Trento. Un anno, tre mesi e 15 giorni. Questa la richiesta di condanna avanzata dal pubblico ministero Carmine Russo per Ermanno Grassi, l’ex direttore generale dell’Itas a processo per tentata estorsione (nei confronti dell’ex presidente di Itas, De Benedetto), falso (per una multa stradale) e calunnia (nei confronti di Gnesetti). 15 giorni la richiesta di condanna per Alessandra Gnesetti imputata per il falso e parte civile per il filone della calunnia.

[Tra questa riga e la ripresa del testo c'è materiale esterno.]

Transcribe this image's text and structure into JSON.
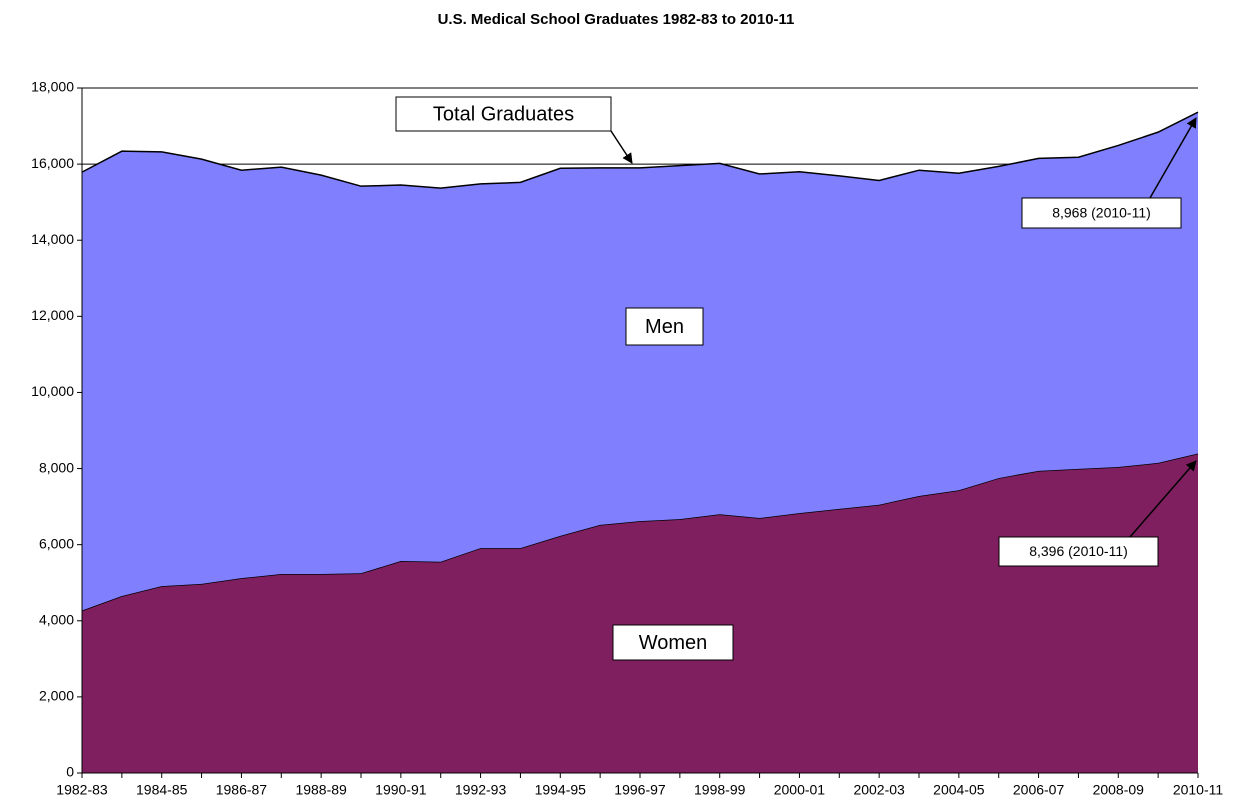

In origine il processo riguardava anche una serie di presunte truffe contro Itas stessa. E la società inizialmente si era costituita parte civile con una richiesta di risarcimento pari a due milioni di euro che avrebbero dovuto coprire sia i danni patrimoniali che quelli di immagine. Ma il colpo di scesa della fine del luglio scorso, ha cambiato le carte in tavola. Itas, infatti aveva comunicato di aver raggiunto un accordo economico con Grassi, in virtù del quale aveva ritirato la sua querela. E senza querela sono cadute anche le cinque ipotesi di truffa. Togliendo un capitolo sostanzioso dal processo ed eliminando tutti gli imputati che erano accusati di esser stati parti delle presunte truffe. Fuori quindi dal procedimento Roberto Giuliani, titolare della ditta Target che riforniva di gadget l’Itas, Gabriele Trevisan, titolare della Point car, l’azienda di autonoleggio, l’ex dirigente Itas Paolo Gatti. Cadute le accuse di truffa anche, naturalmente per lo stesso Grassi e per Gnesetti. Che però sono rimasti imputati per gli altri capi d’accusa e con posizioni diverse, in un caso anche contrapposte.

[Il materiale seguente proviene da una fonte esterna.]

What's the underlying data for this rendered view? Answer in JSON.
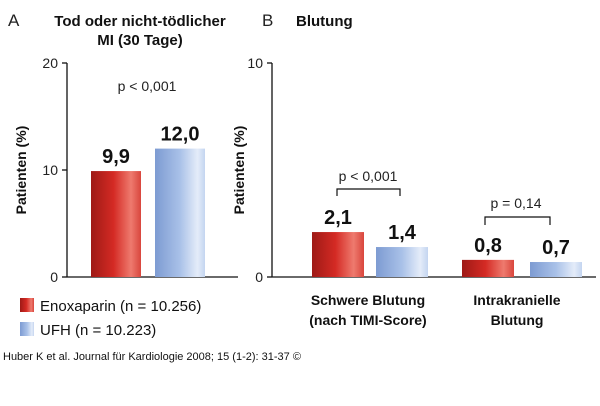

Il pm nella sua requisitoria ha sostenuto tutte le accuse mosse, partendo da quella più pesante che è il tentativo di estorsione. Ricordiamo che su questo punto era stato sentito come testimone anche il presunto estorto ossia l’ex presidente di Itas Giovanni Di Benedetto. Che in aula, rispondendo alle domande aveva spiegato di non aver subito nessun tentativo di estorsione. Parole che però non hanno cambiato l’impianto accusatorio. Secondo il pubblico ministero, infatti, Grassi si era mosso assieme ad un investigatore privato per cercare “la prova”. Una “prova” che sarebbe dovuta servire per mettere fine ad clima teso all’interno di Itas e - sostiene l’accusa - per garantire il posto da direttore generale di Grassi che in quel periodo (siamo nel marzo 2016) si sentiva in bilico. Una “prova” che sarebbe stata raccolta ma poi - sarebbe emerso dall’indagine portata avanti dai carabinieri del Ros - non sarebbe stata utilizzata per decisione dello stesso Grassi. «Non scendiamo a questi livelli» sarebbe stata la frase utilizzata da Grassi stessi, come ha spiegato il pm ieri in aula. Un tentativo incompiuto di estorsione che secondo l’accusa sarebbe parificabile al tentativo compiuto. La requisitoria si è conclusa quindi le richieste di condanna: un anno e tre mesi per Grassi per la calunnia e la tentata estorsione e 15 giorni per il falso. Stessa pena, limitatamente al falso, è stata chiesta anche per Alessandra Gnesetti, presente ieri in aula come ha fatto in tutte le udienze precedenti.

Ha poi preso la parola l’avvocato Beniamo Migliucci, difensore di Alessandra Gnesetti che ha chiesto l’assoluzione per il falso. Legato ad una multa per eccesso di velocità che sarebbe stata intestata alla donna quando - sostiene l’accusa - alla guida di quella macchina ci sarebbe stato Grassi. Sulla calunnia, per la quale Gnesetti è parte civile e che nasce da delle fattura per i servizi di assistenza in favore della madre di Grassi che sarebbero state pagate da Itas, Migliucci ha evidenziato come l’attendibilità di Gnesetti sia comprovata e che Grassi, quando l’ha denunciata, sapeva che la donna stava dicendo la verità.

Il processo è stato quindi rinviato per l’arringa di Matteo Uslenghi, difensore di Ermanno Grassi. Che ieri in aula ha solo abbozzato la linea difensiva tesa a dimostrare come il suo cliente non ha fatto nulla di cui è stato poi accusato.